Mark Twain

Image of Mark Twain
Author(s): 
Release Date: 
May 12, 2025
Publisher/Imprint: 
Penguin Press
Pages: 
1 200
Reviewed by: 

Despite its size, Mark Twain reads like a novel. It does not serve as a testament but rather as a story where, even if readers know the ending, they look forward to the next chapter.”

Ron Chernow’s latest biography, Mark Twain, is particularly challenging because this thick volume competes with numerous other books, Twain’s writings (12,000 extant letters), and interviews. Even this great American writer’s notebooks and unfinished manuscripts survive. A controversial documentary by Ken Burns guarantees a readership already familiar with the subject.

Writing something readable becomes more important than something new on this subject.

Mark Twain is a modern biography of the subject. Race and even sex is a part of it. Chernow writes that his subject “was our greatest writer is arguable,” but he “had a literary voice that was wholly American” and, yet “bestrode a larger stage than any other American writer.”

“Our foremost talker,” who “fairly invented our celebrity culture.” The author describes him as a strong intellect and great writer who was crude, depressed, a prankster, smelly, undisciplined, and a vagabond.

This work, really five books in one, builds upon what has been said about Samuel Clemens (aka Mark Twain) with the essential points, beginning with the subject’s “search for untrammeled truth and freedom.” Twain failed, perhaps, as this work shows; he never knew what he was looking for exactly.

Twain loved the freedom travel gave him, hoping to find his answers or at least some good stories along the way. He also changed, grew, and developed progressive ideas on racism and a disdain for the imperialism that others called civilization. His Innocents Abroad was the beginning of Twain as a noted author, not just a passing humorist.

This extraordinary man, Chernow writes, also makes the reader wonder how many other such lives are lost to history, but Twain’s storytelling ability and a story about a certain frog in Calaveras County that jump-started his literary career. Nor for the last time, would Twain succeed despite himself. A trip to Hawaii jump-started his career as a popular lecturer.

Several elements make this a thorough biography of the great American writer. Chernow mentions the Mississippi River, a nostalgic revulsion with progress (especially the decline of his beloved steamboats), race, and much more. Twain's humor barely covers a deep cynicism. A “fiercely pessimistic man” delivering “hard and uncomfortable truths,” he was never “overly solicitous of other people’s feelings.”

Although Twain had little use for genealogical frippery, Samuel Clemens provides a case study in the often financially desperate Southern middle-class family of his time. He lived as if his life were one of his novels, likely inspired by how he saw America around him and the passionate, cynical social commentator he became. He was the most colorful character he created and even appeared to foresee the ending of his own story.

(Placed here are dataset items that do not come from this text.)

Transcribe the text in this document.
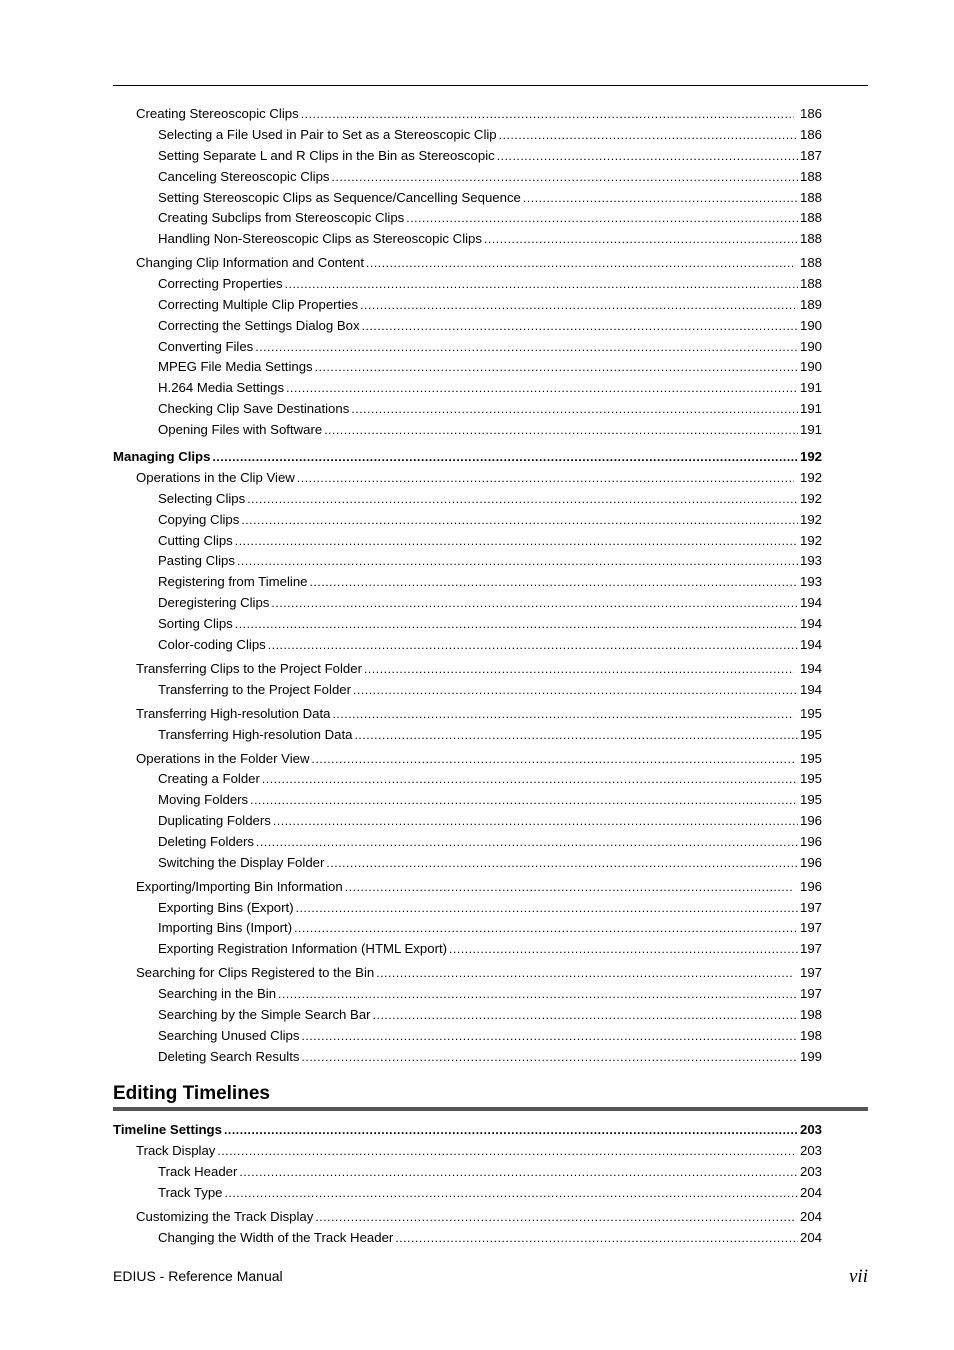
Creating Stereoscopic Clips .....	186
Selecting a File Used in Pair to Set as a Stereoscopic Clip .....	186
Setting Separate L and R Clips in the Bin as Stereoscopic .....	187
Canceling Stereoscopic Clips .....	188
Setting Stereoscopic Clips as Sequence/Cancelling Sequence .....	188
Creating Subclips from Stereoscopic Clips .....	188
Handling Non-Stereoscopic Clips as Stereoscopic Clips .....	188
Changing Clip Information and Content .....	188
Correcting Properties .....	188
Correcting Multiple Clip Properties .....	189
Correcting the Settings Dialog Box .....	190
Converting Files .....	190
MPEG File Media Settings .....	190
H.264 Media Settings .....	191
Checking Clip Save Destinations .....	191
Opening Files with Software .....	191
Managing Clips .....	192
Operations in the Clip View .....	192
Selecting Clips .....	192
Copying Clips .....	192
Cutting Clips .....	192
Pasting Clips .....	193
Registering from Timeline .....	193
Deregistering Clips .....	194
Sorting Clips .....	194
Color-coding Clips .....	194
Transferring Clips to the Project Folder .....	194
Transferring to the Project Folder .....	194
Transferring High-resolution Data .....	195
Transferring High-resolution Data .....	195
Operations in the Folder View .....	195
Creating a Folder .....	195
Moving Folders .....	195
Duplicating Folders .....	196
Deleting Folders .....	196
Switching the Display Folder .....	196
Exporting/Importing Bin Information .....	196
Exporting Bins (Export) .....	197
Importing Bins (Import) .....	197
Exporting Registration Information (HTML Export) .....	197
Searching for Clips Registered to the Bin .....	197
Searching in the Bin .....	197
Searching by the Simple Search Bar .....	198
Searching Unused Clips .....	198
Deleting Search Results .....	199
Timeline Settings .....	203
Track Display .....	203
Track Header .....	203
Track Type .....	204
Customizing the Track Display .....	204
Changing the Width of the Track Header .....	204
Editing Timelines
EDIUS - Reference Manual	vii
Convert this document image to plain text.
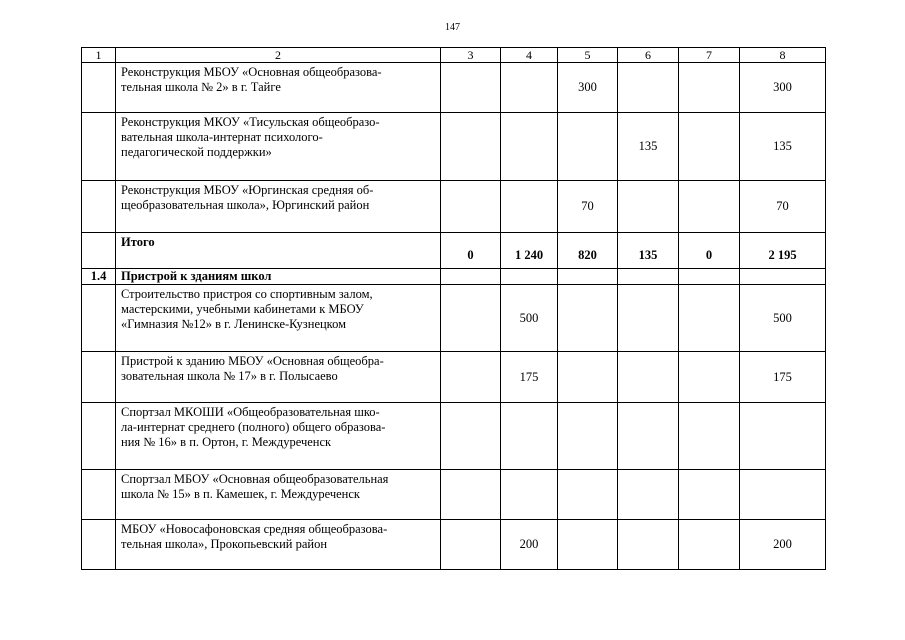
147
1	2	3	4	5	6	7	8

	Реконструкция МБОУ «Основная общеобразова-
тельная школа № 2» в г. Тайге			300			300

	Реконструкция МКОУ «Тисульская общеобразо-
вательная школа-интернат психолого-
педагогической поддержки»				135		135

	Реконструкция МБОУ «Юргинская средняя об-
щеобразовательная школа», Юргинский район			70			70

	Итого	0	1 240	820	135	0	2 195
1.4	Пристрой к зданиям школ						

	Строительство пристроя со спортивным залом,
мастерскими, учебными кабинетами к МБОУ
«Гимназия №12» в г. Ленинске-Кузнецком		500				500

	Пристрой к зданию МБОУ «Основная общеобра-
зовательная школа № 17» в г. Полысаево		175				175

	Спортзал МКОШИ «Общеобразовательная шко-
ла-интернат среднего (полного) общего образова-
ния № 16» в п. Ортон, г. Междуреченск						

	Спортзал МБОУ «Основная общеобразовательная
школа № 15» в п. Камешек, г. Междуреченск						

	МБОУ «Новосафоновская средняя общеобразова-
тельная школа», Прокопьевский район		200				200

Twain, herein, was not a part of the beginning nor the end of  19th century America, but the tremendous in-between, heart and soul. Chernow’s book draws on Twain’s varied career, which included “printer, pilot, miner, journalist, novelist, platform artist, toastmaster, publisher, art patron, pundit, polemicist, inventor, crusader, investor, and maverick.” “He could never fit in a conventional mold.”

An adventurer almost from birth, he traveled the world and wrote about what he saw through his lens of cynicism and exaggerated humor. He had already lived more of a full life than most Americans before he adopted the pen name Mark Twain, in February 1863, for reasons still debated.

The author writes of Twain as a great, underrated intellect of his age who still “spent a lifetime chasing hare-brained schemes and failed business ventures.” This victim of “cheap adventurers” coined the phrase “Gilded Age” for “its fondness for new inventions, quick killings, and high-pressure salesmanship.”

The author writes: “To portray Mark Twain in his entirety, one must capture both the light and the shadow,” including “a large assortment of weird sides to his nature.” Twain also had no use for robber barons but supported schemes to “rescue humankind from disease and suffering.”

“What any biography of Mark Twain demands is his intimate voice, which sparkled even in his darkest moments.” Chernow looks for the real Samuel Clemens in an unusual situation in which a deceased person leaves mountains of material where the subject bears his soul.

No mystery exists in what influenced the author of Huckleberry Finn. Twain left no secrets, including fearing becoming the failure his father had been, even as he had made similar mistakes in his own life. He was guilty of exaggerating and rewriting the truth rather than hiding it.

Chernow’s somewhat informal prose lends itself to the “non-fiction novel” (as Truman Capote called such work). Interpretations of such material can be controversial. Despite its size, Mark Twain reads like a novel. It does not serve as a testament but rather as a story where, even if readers know the ending, they look forward to the next chapter. Twain lived an extraordinary life of adventure around the world, and the reader shares it at his side.

This book includes annotation, a bibliography, and illustrations.